Ce qu’ils savent moins bien faire, c’est expliquer pourquoi ces chiffres-là signaleraient un problème. Une journaliste [2] sur Le Magazine du Nord [3] a entendu le chiffre des 1,5 billions et demandé si c’était réellement le cas ; et quand on le lui a confirmé, elle n’a posé aucune question supplémentaire, se bornant à pousser des "oh ! et des ah !. Qu’il soit question de sommes tellement élevées, ce doit bien être la preuve qu’on doit abattre le capitalisme…

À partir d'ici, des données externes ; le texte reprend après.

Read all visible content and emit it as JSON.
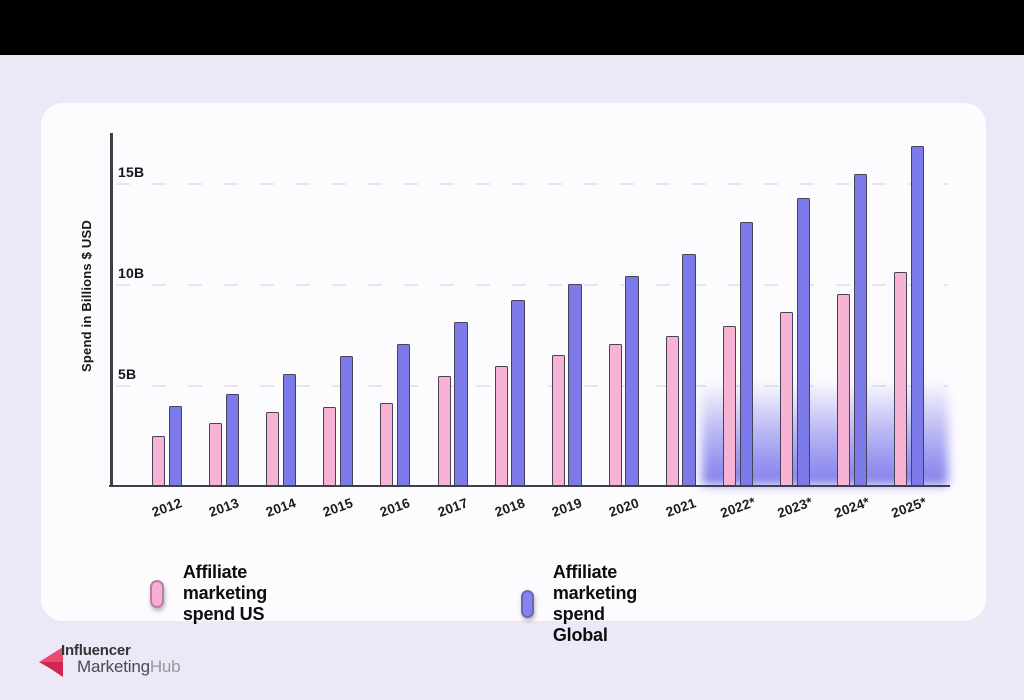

Pour un libéral, un tel ordre de grandeur est au contraire une bonne chose. Qu’il circule une telle masse sur les marchés financiers signifie qu’il est plus facile de financer des investissements à long terme et de se couvrir contre les risques. Les grandes sociétés multinationales peuvent lancer plus de projets d’avenir et consacrer davantage à la recherche et au développement. Comme elles sont plus productives, leurs fabrications deviennent moins chères et les services du travail prennent plus de valeur à leurs yeux — ce qui conduit à de meilleurs conditions de travail et des salaires plus élevés pour les employés (les entreprises américaines dans les pays en développement paient leurs travailleurs trois à huit fois le salaire moyen du pays).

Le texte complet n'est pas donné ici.